Suggestions for further research
To minimise retrospective review bias, the analysis of cT staging using CEM can be conducted with the reading radiologist blinded to previous US and FFDM results. Furthermore, in cases where neoadjuvant chemotherapy has not been administered, a comparison with histopathology can be performed to evaluate any discrepancies between cT and pT staging.

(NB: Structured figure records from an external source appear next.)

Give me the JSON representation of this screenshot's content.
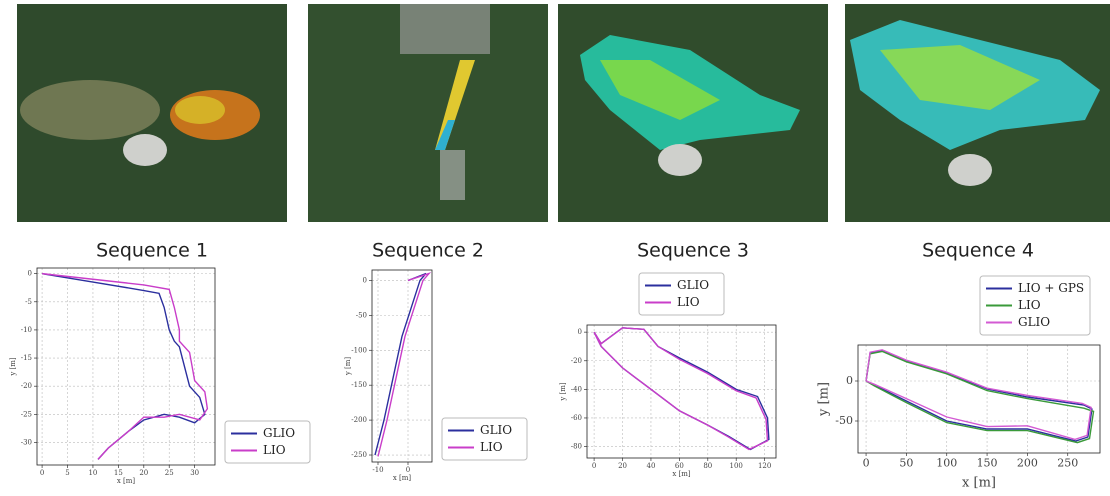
{
  "panels": [
    "Sequence 1",
    "Sequence 2",
    "Sequence 3",
    "Sequence 4"
  ],
  "chart_data": [
    {
      "type": "line",
      "xlabel": "x [m]",
      "ylabel": "y [m]",
      "xlim": [
        -1,
        34
      ],
      "ylim": [
        -34,
        1
      ],
      "xticks": [
        0,
        5,
        10,
        15,
        20,
        25,
        30
      ],
      "yticks": [
        0,
        -5,
        -10,
        -15,
        -20,
        -25,
        -30
      ],
      "grid": true,
      "legend": "right",
      "series": [
        {
          "name": "GLIO",
          "color": "#2b2f9e",
          "x": [
            0,
            10,
            20,
            23,
            24,
            25,
            26,
            27,
            29,
            31,
            32,
            30,
            27,
            24,
            20,
            17,
            13,
            11
          ],
          "values": [
            0,
            -1.5,
            -3,
            -3.5,
            -6,
            -10,
            -12,
            -13,
            -20,
            -22,
            -25,
            -26.5,
            -25.5,
            -25,
            -26,
            -28,
            -31,
            -33
          ]
        },
        {
          "name": "LIO",
          "color": "#c93dc9",
          "x": [
            0,
            10,
            20,
            25,
            26,
            27,
            27,
            29,
            30,
            32,
            32.5,
            31,
            27,
            24,
            20,
            17,
            13,
            11
          ],
          "values": [
            0,
            -1,
            -2,
            -2.8,
            -6,
            -10,
            -12,
            -14,
            -19,
            -21,
            -24,
            -26,
            -25,
            -25.5,
            -25.5,
            -28,
            -31,
            -33
          ]
        }
      ]
    },
    {
      "type": "line",
      "xlabel": "x [m]",
      "ylabel": "y [m]",
      "xlim": [
        -12,
        8
      ],
      "ylim": [
        -260,
        15
      ],
      "xticks": [
        -10,
        0
      ],
      "yticks": [
        0,
        -50,
        -100,
        -150,
        -200,
        -250
      ],
      "grid": true,
      "legend": "right",
      "series": [
        {
          "name": "GLIO",
          "color": "#2b2f9e",
          "x": [
            0,
            6,
            4,
            -2,
            -8,
            -11
          ],
          "values": [
            0,
            10,
            0,
            -80,
            -200,
            -250
          ]
        },
        {
          "name": "LIO",
          "color": "#c93dc9",
          "x": [
            0,
            7,
            5,
            -1,
            -7,
            -10
          ],
          "values": [
            0,
            10,
            0,
            -80,
            -200,
            -252
          ]
        }
      ]
    },
    {
      "type": "line",
      "xlabel": "x [m]",
      "ylabel": "y [m]",
      "xlim": [
        -5,
        128
      ],
      "ylim": [
        -88,
        5
      ],
      "xticks": [
        0,
        20,
        40,
        60,
        80,
        100,
        120
      ],
      "yticks": [
        0,
        -20,
        -40,
        -60,
        -80
      ],
      "grid": true,
      "legend": "top",
      "series": [
        {
          "name": "GLIO",
          "color": "#2b2f9e",
          "x": [
            0,
            5,
            20,
            35,
            45,
            60,
            80,
            100,
            115,
            122,
            123,
            110,
            95,
            80,
            60,
            40,
            20,
            5,
            0
          ],
          "values": [
            0,
            -8,
            3,
            2,
            -10,
            -18,
            -28,
            -40,
            -45,
            -60,
            -75,
            -82,
            -73,
            -65,
            -55,
            -40,
            -25,
            -10,
            0
          ]
        },
        {
          "name": "LIO",
          "color": "#c93dc9",
          "x": [
            0,
            5,
            20,
            35,
            45,
            60,
            80,
            100,
            114,
            121,
            122,
            109,
            94,
            80,
            60,
            40,
            20,
            5,
            0
          ],
          "values": [
            0,
            -8,
            3,
            2,
            -10,
            -19,
            -29,
            -41,
            -46,
            -61,
            -76,
            -82,
            -73,
            -65,
            -55,
            -40,
            -25,
            -10,
            0
          ]
        }
      ]
    },
    {
      "type": "line",
      "xlabel": "x [m]",
      "ylabel": "y [m]",
      "xlim": [
        -10,
        290
      ],
      "ylim": [
        -90,
        45
      ],
      "xticks": [
        0,
        50,
        100,
        150,
        200,
        250
      ],
      "yticks": [
        0,
        -50
      ],
      "grid": true,
      "legend": "top",
      "series": [
        {
          "name": "LIO + GPS",
          "color": "#2b2f9e",
          "x": [
            0,
            5,
            20,
            50,
            100,
            150,
            200,
            270,
            280,
            275,
            260,
            200,
            150,
            100,
            50,
            10,
            0
          ],
          "values": [
            0,
            35,
            38,
            25,
            10,
            -10,
            -20,
            -30,
            -35,
            -70,
            -75,
            -60,
            -60,
            -50,
            -25,
            -5,
            0
          ]
        },
        {
          "name": "LIO",
          "color": "#3a9a3a",
          "x": [
            0,
            5,
            20,
            50,
            100,
            150,
            200,
            270,
            282,
            277,
            262,
            200,
            150,
            100,
            50,
            10,
            0
          ],
          "values": [
            0,
            34,
            37,
            24,
            9,
            -12,
            -22,
            -34,
            -38,
            -72,
            -77,
            -62,
            -62,
            -52,
            -27,
            -6,
            0
          ]
        },
        {
          "name": "GLIO",
          "color": "#d35ad3",
          "x": [
            0,
            5,
            20,
            50,
            100,
            150,
            200,
            268,
            279,
            274,
            259,
            200,
            150,
            100,
            50,
            10,
            0
          ],
          "values": [
            0,
            36,
            39,
            26,
            11,
            -9,
            -18,
            -28,
            -33,
            -68,
            -73,
            -56,
            -57,
            -45,
            -22,
            -4,
            0
          ]
        }
      ]
    }
  ]
}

Large-scale studies are essential to identify patient characteristics that justify routine use of CEM for staging of BC. Factors such as breast composition and tumour histology could play a role in determining which patients benefit most. Additionally, investigating differences in the radiological assessments of lesion size in cases of in situ BC may provide further insight into the utility of CEM across varying patient profiles.
Conclusions
Tumour size measurements were largest with CEM, followed by FFDM, and smallest with US. These observed size differences mean that CEM tends to elevate the cT category of BC compared to US and FFDM. Furthermore, CEM and US identified an equal number of cases with multifocal or multicentric disease, while FFDM detected fewer such cases. Given the strong correlation between tumour size measurements in CEM and histopathology reported in literature, CEM enhances the accuracy of local tumour staging in BC, thereby minimising the risk of understaging.